There is NO comparison between the types of advertising that blogs like TC accept and pay per post. Journos at TC don’t ask for money when I pitch them stories. They mostly cover companies that don’t advertise, and often DONT cover companies that do. The Chinese wall may not be as unpenetrable as in the old days, but the general rules still apply. All you morons who are trying to draw comparisons between accepting advertising and taking money to shill a product (even if disclosed) are just that, morons.
and yes, now i feel oddly cleansed. Thanks.
You must have missed the affiliate links Sarah Lacy inserted in her recent article about Twitter (on TechCrunch) – that’s affiliate links to her own book – talk about double-dipping.
So Sarah Lacy is a hypocrite as she is astro-turfing almost everytime she writes about something.
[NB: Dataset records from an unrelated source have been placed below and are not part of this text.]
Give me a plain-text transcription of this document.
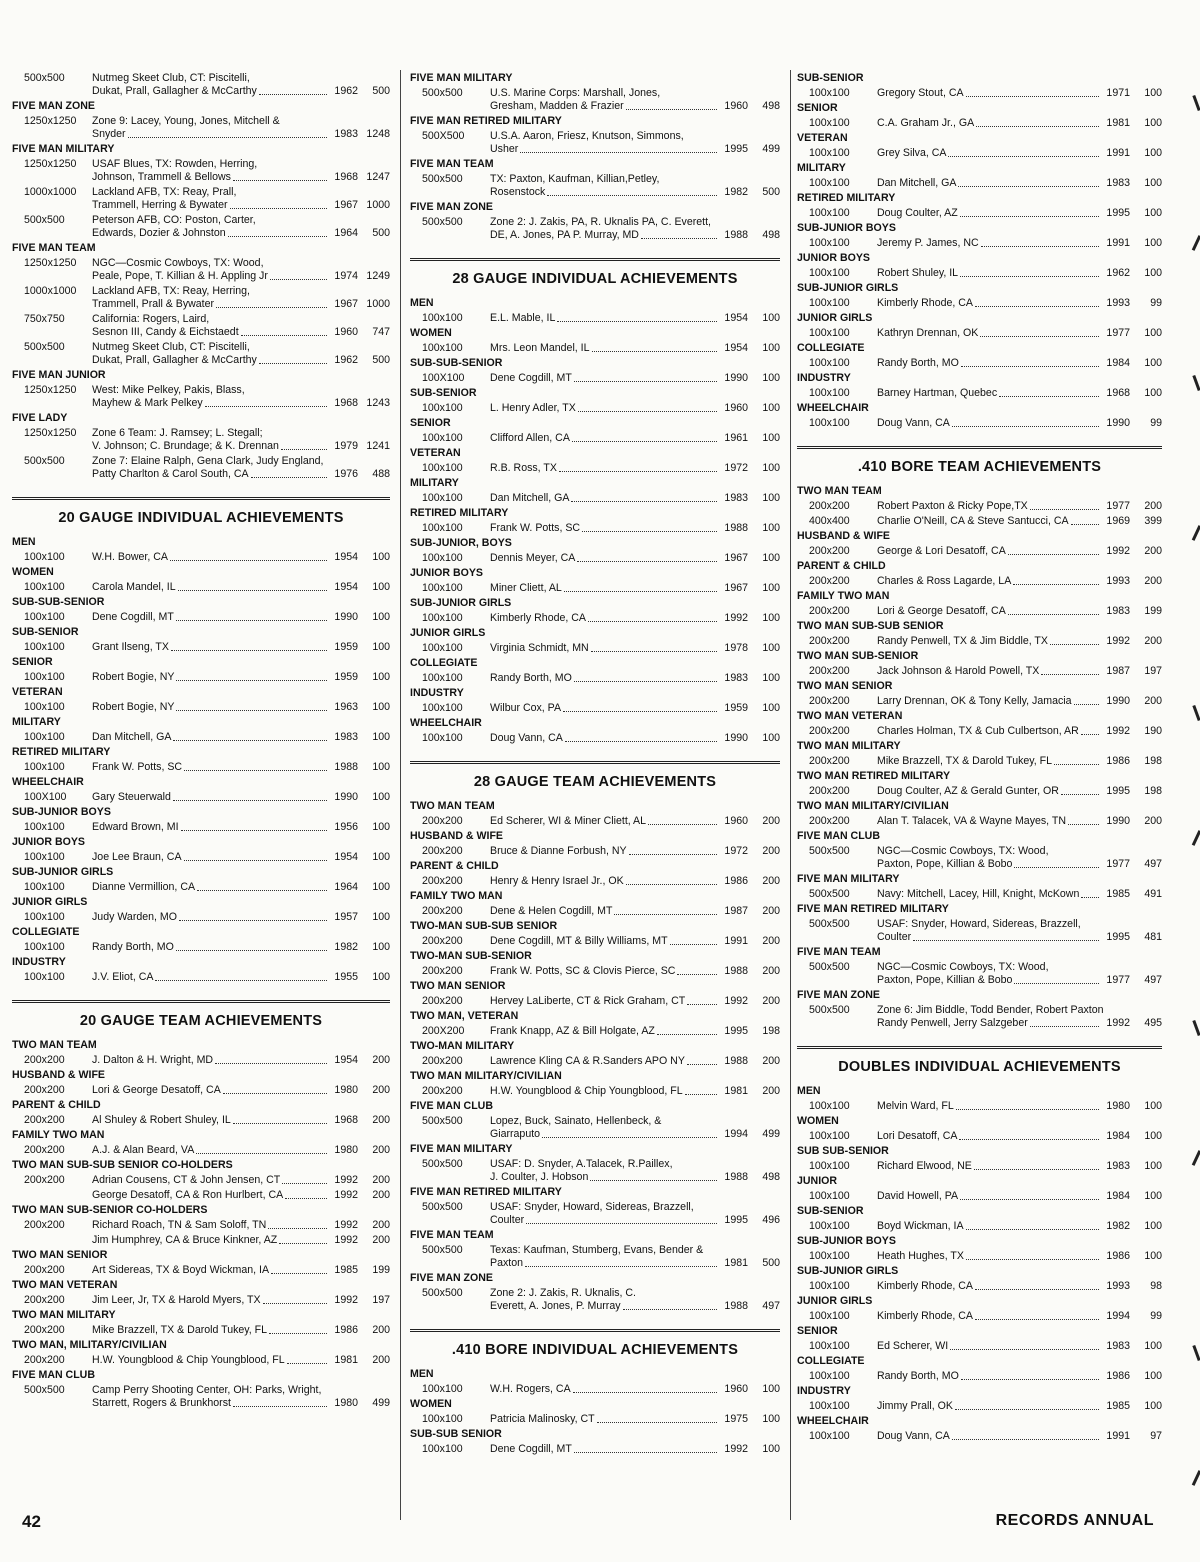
500x500	Nutmeg Skeet Club, CT: Piscitelli,
Dukat, Prall, Gallagher & McCarthy	1962	500
FIVE MAN ZONE
1250x1250	Zone 9: Lacey, Young, Jones, Mitchell &
Snyder	1983 1248
FIVE MAN MILITARY
1250x1250	USAF Blues, TX: Rowden, Herring,
Johnson, Trammell & Bellows	1968 1247
1000x1000	Lackland AFB, TX: Reay, Prall,
Trammell, Herring & Bywater	1967 1000
500x500	Peterson AFB, CO: Poston, Carter,
Edwards, Dozier & Johnston	1964	500
FIVE MAN TEAM
1250x1250	NGC—Cosmic Cowboys, TX: Wood,
Peale, Pope, T. Killian & H. Appling Jr	1974 1249
1000x1000	Lackland AFB, TX: Reay, Herring,
Trammell, Prall & Bywater	1967 1000
750x750	California: Rogers, Laird,
Sesnon III, Candy & Eichstaedt	1960	747
500x500	Nutmeg Skeet Club, CT: Piscitelli,
Dukat, Prall, Gallagher & McCarthy	1962	500
FIVE MAN JUNIOR
1250x1250	West: Mike Pelkey, Pakis, Blass,
Mayhew & Mark Pelkey	1968 1243
FIVE LADY
1250x1250	Zone 6 Team: J. Ramsey; L. Stegall;
V. Johnson; C. Brundage; & K. Drennan	1979 1241
500x500	Zone 7: Elaine Ralph, Gena Clark, Judy England,
Patty Charlton & Carol South, CA	1976	488
20 GAUGE INDIVIDUAL ACHIEVEMENTS
MEN
100x100	W.H. Bower, CA	1954	100
WOMEN
100x100	Carola Mandel, IL	1954	100
SUB-SUB-SENIOR
100x100	Dene Cogdill, MT	1990	100
SUB-SENIOR
100x100	Grant Ilseng, TX	1959	100
SENIOR
100x100	Robert Bogie, NY	1959	100
VETERAN
100x100	Robert Bogie, NY	1963	100
MILITARY
100x100	Dan Mitchell, GA	1983	100
RETIRED MILITARY
100x100	Frank W. Potts, SC	1988	100
WHEELCHAIR
100X100	Gary Steuerwald	1990	100
SUB-JUNIOR BOYS
100x100	Edward Brown, MI	1956	100
JUNIOR BOYS
100x100	Joe Lee Braun, CA	1954	100
SUB-JUNIOR GIRLS
100x100	Dianne Vermillion, CA	1964	100
JUNIOR GIRLS
100x100	Judy Warden, MO	1957	100
COLLEGIATE
100x100	Randy Borth, MO	1982	100
INDUSTRY
100x100	J.V. Eliot, CA	1955	100
20 GAUGE TEAM ACHIEVEMENTS
TWO MAN TEAM
200x200	J. Dalton & H. Wright, MD	1954	200
HUSBAND & WIFE
200x200	Lori & George Desatoff, CA	1980	200
PARENT & CHILD
200x200	Al Shuley & Robert Shuley, IL	1968	200
FAMILY TWO MAN
200x200	A.J. & Alan Beard, VA	1980	200
TWO MAN SUB-SUB SENIOR CO-HOLDERS
200x200	Adrian Cousens, CT & John Jensen, CT	1992	200
George Desatoff, CA & Ron Hurlbert, CA	1992	200
TWO MAN SUB-SENIOR CO-HOLDERS
200x200	Richard Roach, TN & Sam Soloff, TN	1992	200
Jim Humphrey, CA & Bruce Kinkner, AZ	1992	200
TWO MAN SENIOR
200x200	Art Sidereas, TX & Boyd Wickman, IA	1985	199
TWO MAN VETERAN
200x200	Jim Leer, Jr, TX & Harold Myers, TX	1992	197
TWO MAN MILITARY
200x200	Mike Brazzell, TX & Darold Tukey, FL	1986	200
TWO MAN, MILITARY/CIVILIAN
200x200	H.W. Youngblood & Chip Youngblood, FL	1981	200
FIVE MAN CLUB
500x500	Camp Perry Shooting Center, OH: Parks, Wright,
Starrett, Rogers & Brunkhorst	1980	499
FIVE MAN MILITARY
500x500	U.S. Marine Corps: Marshall, Jones,
Gresham, Madden & Frazier	1960	498
FIVE MAN RETIRED MILITARY
500X500	U.S.A. Aaron, Friesz, Knutson, Simmons,
Usher	1995	499
FIVE MAN TEAM
500x500	TX: Paxton, Kaufman, Killian,Petley,
Rosenstock	1982	500
FIVE MAN ZONE
500x500	Zone 2: J. Zakis, PA, R. Uknalis PA, C. Everett,
DE, A. Jones, PA P. Murray, MD	1988	498
28 GAUGE INDIVIDUAL ACHIEVEMENTS
MEN
100x100	E.L. Mable, IL	1954	100
WOMEN
100x100	Mrs. Leon Mandel, IL	1954	100
SUB-SUB-SENIOR
100X100	Dene Cogdill, MT	1990	100
SUB-SENIOR
100x100	L. Henry Adler, TX	1960	100
SENIOR
100x100	Clifford Allen, CA	1961	100
VETERAN
100x100	R.B. Ross, TX	1972	100
MILITARY
100x100	Dan Mitchell, GA	1983	100
RETIRED MILITARY
100x100	Frank W. Potts, SC	1988	100
SUB-JUNIOR, BOYS
100x100	Dennis Meyer, CA	1967	100
JUNIOR BOYS
100x100	Miner Cliett, AL	1967	100
SUB-JUNIOR GIRLS
100x100	Kimberly Rhode, CA	1992	100
JUNIOR GIRLS
100x100	Virginia Schmidt, MN	1978	100
COLLEGIATE
100x100	Randy Borth, MO	1983	100
INDUSTRY
100x100	Wilbur Cox, PA	1959	100
WHEELCHAIR
100x100	Doug Vann, CA	1990	100
28 GAUGE TEAM ACHIEVEMENTS
TWO MAN TEAM
200x200	Ed Scherer, WI & Miner Cliett, AL	1960	200
HUSBAND & WIFE
200x200	Bruce & Dianne Forbush, NY	1972	200
PARENT & CHILD
200x200	Henry & Henry Israel Jr., OK	1986	200
FAMILY TWO MAN
200x200	Dene & Helen Cogdill, MT	1987	200
TWO-MAN SUB-SUB SENIOR
200x200	Dene Cogdill, MT & Billy Williams, MT	1991	200
TWO-MAN SUB-SENIOR
200x200	Frank W. Potts, SC & Clovis Pierce, SC	1988	200
TWO MAN SENIOR
200x200	Hervey LaLiberte, CT & Rick Graham, CT	1992	200
TWO MAN, VETERAN
200X200	Frank Knapp, AZ & Bill Holgate, AZ	1995	198
TWO-MAN MILITARY
200x200	Lawrence Kling CA & R.Sanders APO NY	1988	200
TWO MAN MILITARY/CIVILIAN
200x200	H.W. Youngblood & Chip Youngblood, FL	1981	200
FIVE MAN CLUB
500x500	Lopez, Buck, Sainato, Hellenbeck, &
Giarraputo	1994	499
FIVE MAN MILITARY
500x500	USAF: D. Snyder, A.Talacek, R.Paillex,
J. Coulter, J. Hobson	1988	498
FIVE MAN RETIRED MILITARY
500x500	USAF: Snyder, Howard, Sidereas, Brazzell,
Coulter	1995	496
FIVE MAN TEAM
500x500	Texas: Kaufman, Stumberg, Evans, Bender &
Paxton	1981	500
FIVE MAN ZONE
500x500	Zone 2: J. Zakis, R. Uknalis, C.
Everett, A. Jones, P. Murray	1988	497
.410 BORE INDIVIDUAL ACHIEVEMENTS
MEN
100x100	W.H. Rogers, CA	1960	100
WOMEN
100x100	Patricia Malinosky, CT	1975	100
SUB-SUB SENIOR
100x100	Dene Cogdill, MT	1992	100
SUB-SENIOR
100x100	Gregory Stout, CA	1971	100
SENIOR
100x100	C.A. Graham Jr., GA	1981	100
VETERAN
100x100	Grey Silva, CA	1991	100
MILITARY
100x100	Dan Mitchell, GA	1983	100
RETIRED MILITARY
100x100	Doug Coulter, AZ	1995	100
SUB-JUNIOR BOYS
100x100	Jeremy P. James, NC	1991	100
JUNIOR BOYS
100x100	Robert Shuley, IL	1962	100
SUB-JUNIOR GIRLS
100x100	Kimberly Rhode, CA	1993	99
JUNIOR GIRLS
100x100	Kathryn Drennan, OK	1977	100
COLLEGIATE
100x100	Randy Borth, MO	1984	100
INDUSTRY
100x100	Barney Hartman, Quebec	1968	100
WHEELCHAIR
100x100	Doug Vann, CA	1990	99
.410 BORE TEAM ACHIEVEMENTS
TWO MAN TEAM
200x200	Robert Paxton & Ricky Pope,TX	1977	200
400x400	Charlie O'Neill, CA & Steve Santucci, CA	1969	399
HUSBAND & WIFE
200x200	George & Lori Desatoff, CA	1992	200
PARENT & CHILD
200x200	Charles & Ross Lagarde, LA	1993	200
FAMILY TWO MAN
200x200	Lori & George Desatoff, CA	1983	199
TWO MAN SUB-SUB SENIOR
200x200	Randy Penwell, TX & Jim Biddle, TX	1992	200
TWO MAN SUB-SENIOR
200x200	Jack Johnson & Harold Powell, TX	1987	197
TWO MAN SENIOR
200x200	Larry Drennan, OK & Tony Kelly, Jamacia	1990	200
TWO MAN VETERAN
200x200	Charles Holman, TX & Cub Culbertson, AR	1992	190
TWO MAN MILITARY
200x200	Mike Brazzell, TX & Darold Tukey, FL	1986	198
TWO MAN RETIRED MILITARY
200x200	Doug Coulter, AZ & Gerald Gunter, OR	1995	198
TWO MAN MILITARY/CIVILIAN
200x200	Alan T. Talacek, VA & Wayne Mayes, TN	1990	200
FIVE MAN CLUB
500x500	NGC—Cosmic Cowboys, TX: Wood,
Paxton, Pope, Killian & Bobo	1977	497
FIVE MAN MILITARY
500x500	Navy: Mitchell, Lacey, Hill, Knight, McKown	1985	491
FIVE MAN RETIRED MILITARY
500x500	USAF: Snyder, Howard, Sidereas, Brazzell,
Coulter	1995	481
FIVE MAN TEAM
500x500	NGC—Cosmic Cowboys, TX: Wood,
Paxton, Pope, Killian & Bobo	1977	497
FIVE MAN ZONE
500x500	Zone 6: Jim Biddle, Todd Bender, Robert Paxton
Randy Penwell, Jerry Salzgeber	1992	495
DOUBLES INDIVIDUAL ACHIEVEMENTS
MEN
100x100	Melvin Ward, FL	1980	100
WOMEN
100x100	Lori Desatoff, CA	1984	100
SUB SUB-SENIOR
100x100	Richard Elwood, NE	1983	100
JUNIOR
100x100	David Howell, PA	1984	100
SUB-SENIOR
100x100	Boyd Wickman, IA	1982	100
SUB-JUNIOR BOYS
100x100	Heath Hughes, TX	1986	100
SUB-JUNIOR GIRLS
100x100	Kimberly Rhode, CA	1993	98
JUNIOR GIRLS
100x100	Kimberly Rhode, CA	1994	99
SENIOR
100x100	Ed Scherer, WI	1983	100
COLLEGIATE
100x100	Randy Borth, MO	1986	100
INDUSTRY
100x100	Jimmy Prall, OK	1985	100
WHEELCHAIR
100x100	Doug Vann, CA	1991	97
42	RECORDS ANNUAL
This is the FIRST article I’ve seen of hers on TechCrunch that doesn’t link to a “buy now” page of one of her books.
And no, she never discloses exactly what she’s doing – we’re lead to believe these links are somehow relevant to her article (which they never are).
Sarah, what would you call it if a blog accepted gifts or products in exchange for covering or mentioning a site?
Based on your rant I’m guessing you’d be against that sort of thing.
Unfortunately, that’s precisely what TC has done on several occasions (for example the recent Star Trek ticket giveaway).
I guess that makes everyone an idiot but you huh?
Quit being chicken little.
Dining and wining is also a method of payment. These methods have existed for journalists since ever and probably still exist as well as for bloggers.
Who paid you a lunch lately?
It’s a good thing that, 7 posts after this one, with its “I haven’t been hearing any great Kmart buzz of late…”, TechCrunch featured a story about KMart.
http://www.tech...are-on-aisle-3/
What does it take to be a Sarah Lacy cheerleader? Are there tryouts? I have to say that I have stopped reading your articles and go directly to the comments to read the ‘great post’ or ‘wonderful research’ that is littered within the postings. This time it is “Classic piece” and “Awesome”.
Maybe I am just getting old and cynical but this is a classic Faux News piece. Sure you are not taking cash directly from a fat cat but….
Exactly. “The lady doth protest too much” at pay per post, doesn’t she?
She is try to portray herself as being “squeaky clean” by writing this article and pointing fingers elsewhere. Talk about misdirection. Sarah Lacy is ruthless in her self-promotion, and shamelessly affiliate links out to her own products on articles on techcrunch.com – evidence abounds (just look up her articles).
Well, I agree but apparently the “experts’ that you have on this blog are not aligned with you. Consider Neil Patel
http://socialsp...quicksprout-com
He was touted as a consultant to Techcrunch recently in the guest post he wrote. I guess he never mentioned that he charges for posts on his blog. I guess he will write for the highest bidder. Ethics and journalism are reaching a sad day indeed.
So where’s the follow up Sarah? You’ve been called out. Or did you meet Techcrunch’s traffic quota and that’s all that’s required of your “journalistic integrity”.
It’s funny watching Techcrunch take jabs at Payperpost whenever traffic gets low. Federated Media pulled out and they become more and more irrelevant every day. I wonder how they will enjoy a dip in their own deadpool.